No tienes que fingir ya que todo está bien cuando, cual actor o actriz, escondes tus sentimientos dentro del aula y trabajas con la consigna de que lo que importa es el control del grupo o que los estudiantes estén “entretenidos todo el tiempo” aunque esto no se traduzca necesariamente en aprendizaje. Ahora en la distancia ha quedado más que revelado que no eres de hierro, que te cansas, bostezas, abrazas a tus hijos, sonríes a tu pareja o acaricias a tu amada mascota mientras estás en videoconferencia con tus estudiantes. Es tu forma de sobrellevar las cosas y seguir adelante.

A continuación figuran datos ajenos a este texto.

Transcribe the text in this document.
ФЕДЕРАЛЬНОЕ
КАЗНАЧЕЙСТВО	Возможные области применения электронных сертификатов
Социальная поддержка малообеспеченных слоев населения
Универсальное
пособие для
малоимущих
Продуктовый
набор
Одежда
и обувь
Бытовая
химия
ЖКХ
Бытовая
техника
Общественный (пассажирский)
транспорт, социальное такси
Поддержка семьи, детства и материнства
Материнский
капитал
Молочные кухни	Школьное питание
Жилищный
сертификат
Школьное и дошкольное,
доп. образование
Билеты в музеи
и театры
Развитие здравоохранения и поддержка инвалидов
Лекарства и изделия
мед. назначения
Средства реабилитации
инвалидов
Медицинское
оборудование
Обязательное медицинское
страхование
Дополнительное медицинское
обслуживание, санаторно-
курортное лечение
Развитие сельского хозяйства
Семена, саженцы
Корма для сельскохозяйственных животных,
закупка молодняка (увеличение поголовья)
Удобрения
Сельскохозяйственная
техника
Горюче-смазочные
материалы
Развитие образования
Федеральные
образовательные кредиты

Maestra, maestro: no escondas ya lo que te cuesta generar y mantener tus clases, no importa si trabajas en un lugar donde valoran tu trabajo o no. (Por ejemplo, en algunas escuelas dignifican incluso el trabajo de los profesores de cátedra con prestaciones de ley, aunque quienes visiblemente están quedando a deber aquí son las institucionas públicas que se escudan en “reglamentos internos”). No escondas ya tu sentir sobre los obstáculos que el sistema impone en tu trabajo. Sobre todo si impartes clases en el nivel básico y en escuelas privadas, bien sabemos que tu institución se ha vuelto una empresa que satisface clientes –los padres de familia– y la palabra de los clientes estará siempre primero que la tuya, aunque en un principio tu institución te haya hecho creer que tu autonomía sería siempre respetada.

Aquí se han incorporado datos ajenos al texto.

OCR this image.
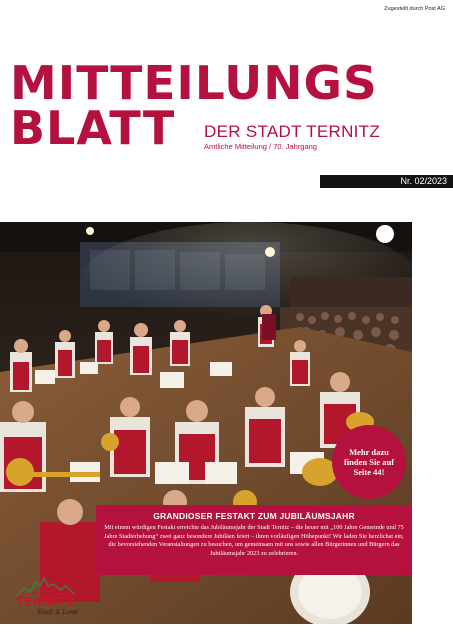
Zugestellt durch Post AG
MITTEILUNGS
BLATT DER STADT TERNITZ
Amtliche Mitteilung / 70. Jahrgang
Nr. 02/2023
Mehr dazu
finden Sie auf
Seite 44!
GRANDIOSER FESTAKT ZUM JUBILÄUMSJAHR
Mit einem würdigen Festakt erreichte das Jubiläumsjahr der Stadt Ternitz – die heuer mit „100 Jahre Gemeinde und 75 Jahre Stadterhebung“ zwei ganz besondere Jubiläen feiert – ihren vorläufigen Höhepunkt! Wir laden Sie herzlichst ein, die bevorstehenden Veranstaltungen zu besuchen, um gemeinsam mit uns sowie allen Bürgerinnen und Bürgern das Jubiläumsjahr 2023 zu zelebrieren.
TERNITZ
Stadt & Land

No tienes que justificarte más, profesor, profesora. Te creemos. Te lo creemos tus colegas, y aunque no todos valorarán lo que haces presencialmente o a distancia, te aseguro que te sorprenderías de constatar que muchos de tus alumnos y alumnas podrían ver transformadas sus vidas al menos ahora, en la cuarentena, porque saben que su grupo de compañeros y compañeras no se ha extinguido, y porque intuyen que sus clases virtuales quizás sean más un pretexto para darle sentido a ese mundo que se ha desmoronado allá afuera (y también adentro). El hecho de que sigas ahí, maestra, maestro a la distancia, les está dando la posibilidad a tus estudiantes de saber que el mundo puede reconstruirse, porque lo ven reflejado en ti, en que estas jornadas extendidas te brindan la posibilidad a ti también de reconstruir tu identidad como docente y de transmitirle a tus estudiantes la idea de que cuando vuelva el mundo presencial las cosas no tendrán que ser igual. De hecho, no esperaríamos que el mundo de antes vuelva tal cual. Porque si no, colega, ¿de qué habría servido el sacrificio de ahora?